Other types of aluminum structures, which are used in the concrete forming industry, are, for example, disclosed in Dashew, U.S. Pat. No. 3,966,164 issued June 29, 1976. The patent discloses an adjustable truss support, wherein a bolted truss has vertical column members forming components of the trusses. Lower column members may be inserted in the trusses to provide supports having height adjustment and force determination so as to be able to support the truss loads. The truss construction is not entirely of aluminum and, in particular, the column members are made of steel. The choice of steel is because of its strength characteristics compared to aluminum. This results in a structure having mixed materials with some chance of galvanic corrosion.
Van Meter, U.S. Pat. No. 4,036,466 issued July 19, 1977, discloses concrete shoring structure which may be moved about by use of a crane. The structure comprises corner posts spaced in quadrilateral relationship, supporting pairs of stringers along opposed sides of the quadrilateral so formed. In the structure, a number of pins are used to secure cross-braces in two different directions where the spacing between the corner posts can be easily changed. Arrangements are made using a shackle on each post to lift the structure and telescopically engaged staffs are secured within the corner posts by pins for adjusting the height of the structure. However, the structure has limited effectiveness and, in any event, requires considerable assembly at the site. The pins in most instances are welded to the supporting structure, so that if they are damaged or broken they cannot be easily replaced or repaired in the field.
Cody, U.S. Pat. No. 4,106,156 issued Aug. 15, 1978, discloses an adjustable concrete shoring apparatus. A truss-like structure has a plurality of diagonal struts extending between pairs of back-to-back channels which form upper and lower cords of the truss. The adjustability in the Cody structure comes as a consequence of a series of holes through which bolts may be passed in the plurality of truss forming locations, by which the spacing between upper and lower cords can be adjusted, but also by which the load capacity of the truss is affected. The Cody structure is one which can be adjusted in the field, but in order for it to be manupilated by hand, it must be totally disassembled.

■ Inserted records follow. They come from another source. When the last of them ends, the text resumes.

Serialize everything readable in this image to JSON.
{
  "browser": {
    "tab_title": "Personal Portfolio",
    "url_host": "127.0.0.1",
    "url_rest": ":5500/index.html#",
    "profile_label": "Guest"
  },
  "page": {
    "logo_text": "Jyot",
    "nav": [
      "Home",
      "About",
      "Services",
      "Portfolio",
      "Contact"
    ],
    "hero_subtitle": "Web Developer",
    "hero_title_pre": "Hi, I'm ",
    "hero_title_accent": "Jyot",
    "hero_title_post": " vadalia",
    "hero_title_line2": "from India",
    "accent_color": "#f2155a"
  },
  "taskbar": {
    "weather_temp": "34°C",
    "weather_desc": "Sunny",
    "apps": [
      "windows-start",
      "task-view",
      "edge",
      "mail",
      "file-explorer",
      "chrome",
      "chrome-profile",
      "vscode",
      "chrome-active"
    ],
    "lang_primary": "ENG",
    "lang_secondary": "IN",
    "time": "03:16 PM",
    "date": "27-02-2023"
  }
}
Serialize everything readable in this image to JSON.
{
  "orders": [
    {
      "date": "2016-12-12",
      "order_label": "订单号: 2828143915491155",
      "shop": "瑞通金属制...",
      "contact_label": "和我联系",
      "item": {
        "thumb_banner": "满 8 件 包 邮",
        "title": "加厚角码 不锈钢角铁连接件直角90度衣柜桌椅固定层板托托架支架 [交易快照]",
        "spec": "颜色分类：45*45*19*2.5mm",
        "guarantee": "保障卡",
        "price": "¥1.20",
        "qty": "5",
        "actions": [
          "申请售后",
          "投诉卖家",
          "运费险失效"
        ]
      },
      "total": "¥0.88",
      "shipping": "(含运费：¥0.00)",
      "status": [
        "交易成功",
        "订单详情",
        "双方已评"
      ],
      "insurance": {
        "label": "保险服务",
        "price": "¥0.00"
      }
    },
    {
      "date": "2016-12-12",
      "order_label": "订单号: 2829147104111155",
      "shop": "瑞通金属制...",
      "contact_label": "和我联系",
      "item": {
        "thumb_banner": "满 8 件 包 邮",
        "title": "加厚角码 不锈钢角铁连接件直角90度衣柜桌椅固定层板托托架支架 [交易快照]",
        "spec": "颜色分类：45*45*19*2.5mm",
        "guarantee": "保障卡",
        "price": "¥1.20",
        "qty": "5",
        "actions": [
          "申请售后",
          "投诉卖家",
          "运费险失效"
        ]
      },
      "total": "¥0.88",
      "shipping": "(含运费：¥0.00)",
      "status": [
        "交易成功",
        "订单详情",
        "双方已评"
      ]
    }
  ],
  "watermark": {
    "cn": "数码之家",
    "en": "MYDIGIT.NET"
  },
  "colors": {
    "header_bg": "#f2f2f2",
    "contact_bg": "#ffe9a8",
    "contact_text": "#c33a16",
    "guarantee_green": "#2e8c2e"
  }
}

In situations where sub-basements, parking garage floors below ground level, and smaller scale installations where cranes of suitable capacity are not readily usable, a lightweight shoring frame is desirable for supporting structure onto which concrete floors may be poured. Such shoring frame supports stringers across which beams, such as those disclosed in U.S. Pat. Nos. 4,144,690 issued Mar. 20, 1979 and 4,156,999 issued June 5, 1979, may be placed. Commonly, such shoring frames have been made from welded steel components which, when damaged in the field, cannot be replaced so that the complete frame must be scrapped or possibly repaired or rewelding.
According to this invention, a frame is provided which may be machanically assembled and disassembled, yet when assembled provides an extremely rigid and high load-bearing capacity frame. The provision of mechanical disassembly provides for repair and/or replacement of components in the frame at the job site without the use of special welding techniques or tools. The legs of the frame are made of aluminum to provide a lightweight structure.